I have a tendency to internalize everything, and once in a while I forget how to act. Meaning, I am so lost in my own thoughts, that I forget to be nice to people who care, I don't look forward to things, and in general I wish days away, knowing (or thinking) that something better is just around the corner. For example, I am not a very talkative person, and sometimes people find it rude. I'm sorry but I don't want to have the same conversation three times and I don't want to repeat myself, but I don't aim to be rude. Sometimes I don't look forward to things, like going to class. Not that it's really all that bad, but I don't see the benefit of some "required" classes; I'd rather finish the day coaching, then sit in a room talking about things that to me, don't matter a whole lot. At least twice a week, I wish days away: the days I don't lift.
People can't be happy all the time, that's just life. When I find myself in such a lull, I usually refer to things I've read or conversations I've had to bring me back to reality. The reality is, it's all a matter of choice. We choose to say (or not say) certain things, we choose to engage in various activities, we choose what we value, and ultimately we choose how to live. Depending on where you are in life, your choices may be dependent upon responsibilities, so while you are free to choose, you are not free of the consequences.

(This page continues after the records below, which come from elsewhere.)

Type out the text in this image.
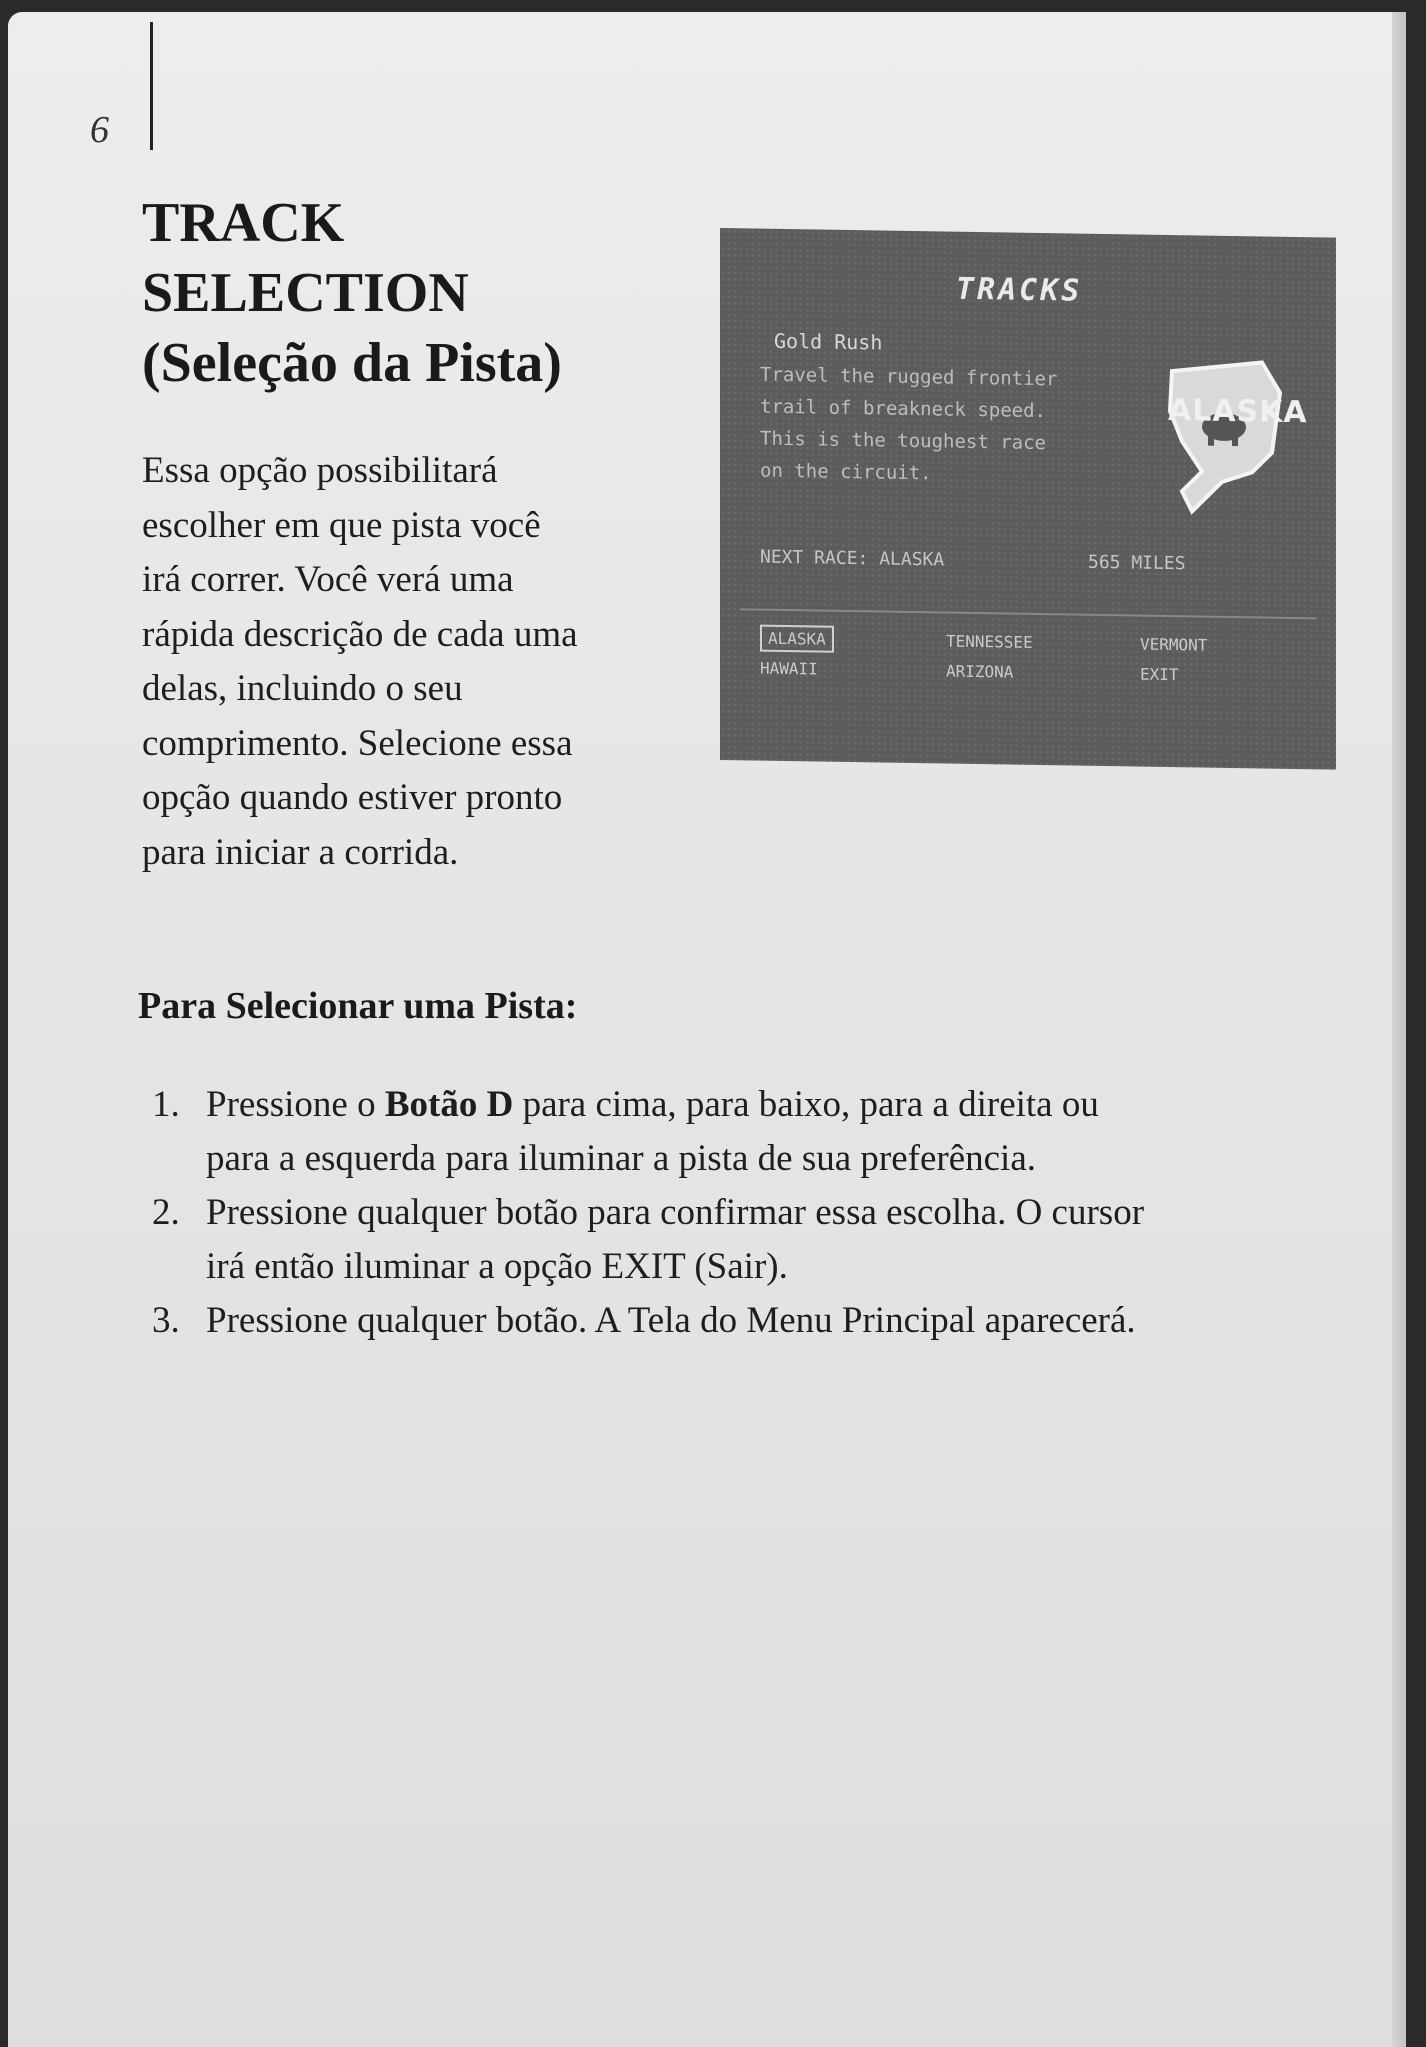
6
TRACK
SELECTION
(Seleção da Pista)

Essa opção possibilitará
escolher em que pista você
irá correr. Você verá uma
rápida descrição de cada uma
delas, incluindo o seu
comprimento. Selecione essa
opção quando estiver pronto
para iniciar a corrida.

TRACKS
Gold Rush
Travel the rugged frontier
trail of breakneck speed.
This is the toughest race
on the circuit.
ALASKA
NEXT RACE: ALASKA	565 MILES
ALASKA	TENNESSEE	VERMONT
HAWAII	ARIZONA	EXIT
Para Selecionar uma Pista:
1. Pressione o Botão D para cima, para baixo, para a direita ou
para a esquerda para iluminar a pista de sua preferência.
2. Pressione qualquer botão para confirmar essa escolha. O cursor
irá então iluminar a opção EXIT (Sair).
3. Pressione qualquer botão. A Tela do Menu Principal aparecerá.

Conversations I've had that put things into perspective usually involve hearing about someone's illness or physical inability. Especially when these people are at opposite ends of their lives--young kids, who may not get to have a ton of experiences, or older persons in constant need of assistance and just hanging on with whatever they've got left. Fact of life--people die. But have they lived? The answer to this subjective, because living depends on what you have done or plan to do and everything comes down to choice. Whether you're satisfied with that choice is another issue, because you arrived at your decision(s) based on many factors. That's right, choices are everywhere and abundance destroys satisfaction.

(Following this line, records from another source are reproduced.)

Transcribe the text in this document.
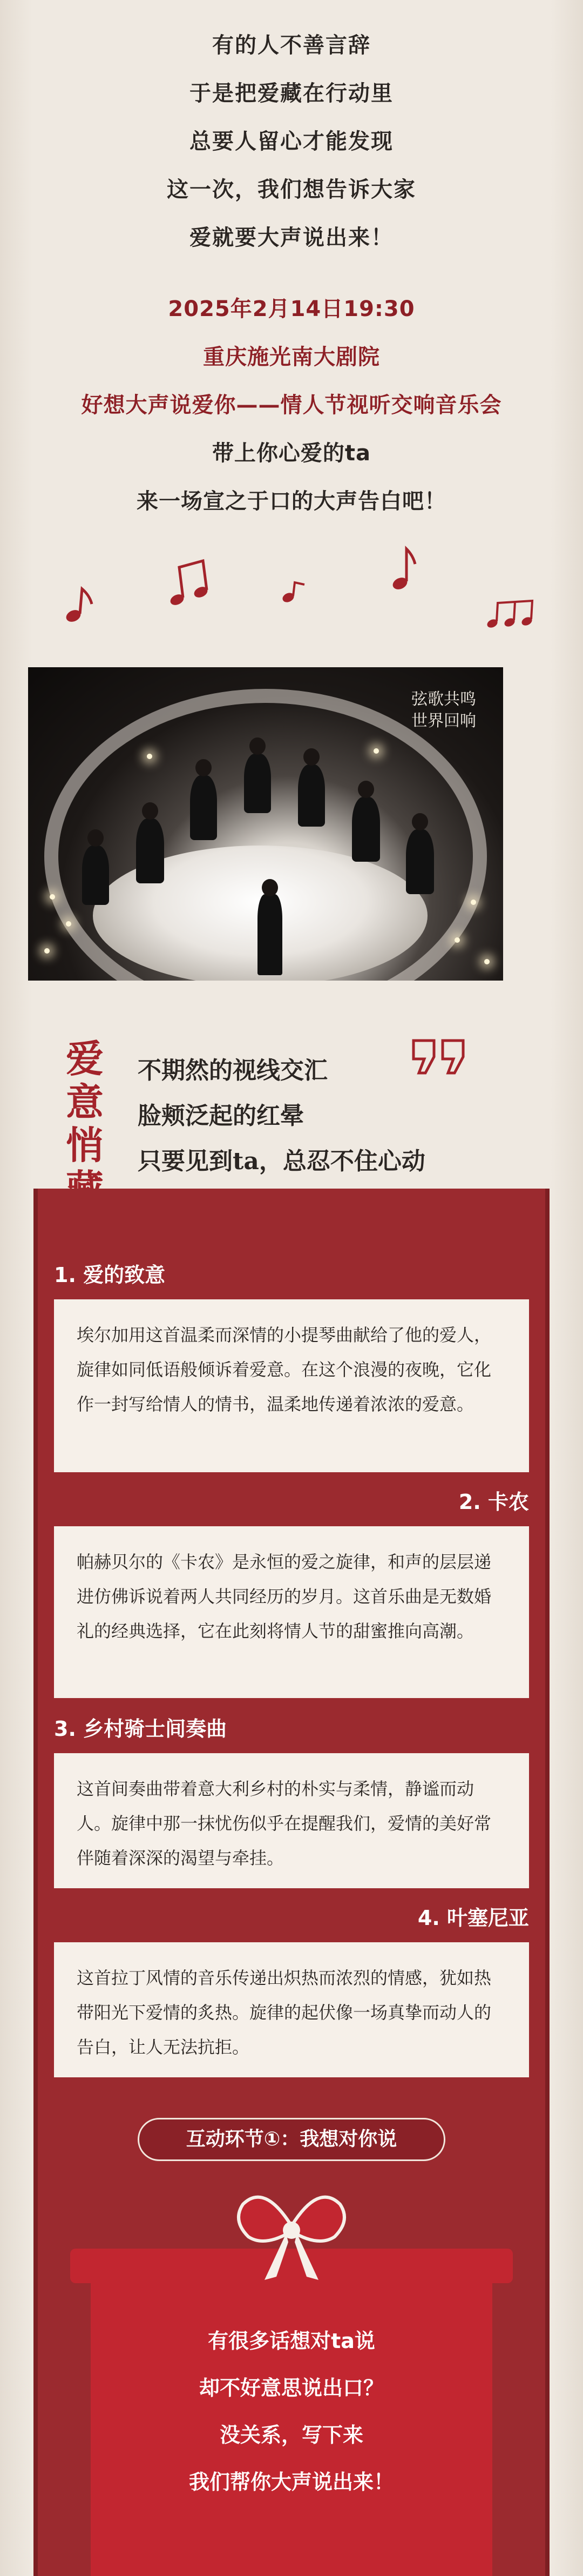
有的人不善言辞
于是把爱藏在行动里
总要人留心才能发现
这一次，我们想告诉大家
爱就要大声说出来！
2025年2月14日19:30
重庆施光南大剧院
好想大声说爱你——情人节视听交响音乐会
带上你心爱的ta
来一场宣之于口的大声告白吧！
弦歌共鸣
世界回响
爱
意
悄
不期然的视线交汇
脸颊泛起的红晕
只要见到ta，总忍不住心动
1. 爱的致意
埃尔加用这首温柔而深情的小提琴曲献给了他的爱人，旋律如同低语般倾诉着爱意。在这个浪漫的夜晚，它化作一封写给情人的情书，温柔地传递着浓浓的爱意。
2. 卡农
帕赫贝尔的《卡农》是永恒的爱之旋律，和声的层层递进仿佛诉说着两人共同经历的岁月。这首乐曲是无数婚礼的经典选择，它在此刻将情人节的甜蜜推向高潮。
3. 乡村骑士间奏曲
这首间奏曲带着意大利乡村的朴实与柔情，静谧而动人。旋律中那一抹忧伤似乎在提醒我们，爱情的美好常伴随着深深的渴望与牵挂。
4. 叶塞尼亚
这首拉丁风情的音乐传递出炽热而浓烈的情感，犹如热带阳光下爱情的炙热。旋律的起伏像一场真挚而动人的告白，让人无法抗拒。
互动环节①：我想对你说
有很多话想对ta说
却不好意思说出口？
没关系，写下来
我们帮你大声说出来！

A while back I read a novel, The Gnoll Credo, about a pack of humanoid hyenas and their interaction with humans. They did everything with all out intensity. They didn't understand why humans got so caught up in meaningless activity: "
These creatures had it figured out. Why not go all out?! What else is there to live for? Rather than sit on the sideline of life, people should go after things whole heartedly. The problem is, a lot of people don't know what they want. Or people know what they want, maybe they set a goal, but fail to get started or fall short reaching it because life gets in the way. Excuses, excuses.
We are given so many choices, but it's not necessarily an advantage. Think of how much time is wasted just comparing material items or looking things up? We deliberate over the options, and in the time spent just trying to reach a decision, think of what you could have been accomplished. People want to start a workout, they want to start a diet, and whatever it is people are after, they undoubtedly want something better than what they have now. So while people are deciding how to start, they're wasting time. Just get started!!
No matter how much you research or invest in finding out answers, it can't replace experience. In The Paradox of Choice, Barry Schwartz elaborates on the this topic explaining, "As the number of choices we face continues to escalate and the amount of information we need escalates with it, we may find ourselves increasingly relying on secondhand information rather than on personal experience." (One of my favorite books; I'm fascinated by the psychology of decision making.)
Experience and do things for yourself! While some people are deciding what to, others are out there doing. In my own experience of doing, I've occasionally gone wrong along the way...making choices that in retrospect, were not so good. I would venture to say that everyone has made some choices that they regret. Reality is, whatever that choice was, it's in the past. Chances are, in that moment, it was exactly what you wanted.
Personally, much of what I regret is related to not reaching goals. Not that I necessarily failed, but I did not succeed (in my opinion). Typically, the goals I value most are almost always physical (to lift a certain amount or look a certain way). The process isn't always fun, but I'd be lost without the constant challenge. So while I've made some poor choices, forgotten how to act on occasion, and wished days away, it's brought me to where I am and will keep me focused on where I'm going.
Once you realize that the choice is yours, stop feeling sorry for yourself, stop blaming other people, and stop making excuses. Whatever the circumstance, you should do things that make you happy, make you better, or help others. Make choices and move on. Live like Gnolls.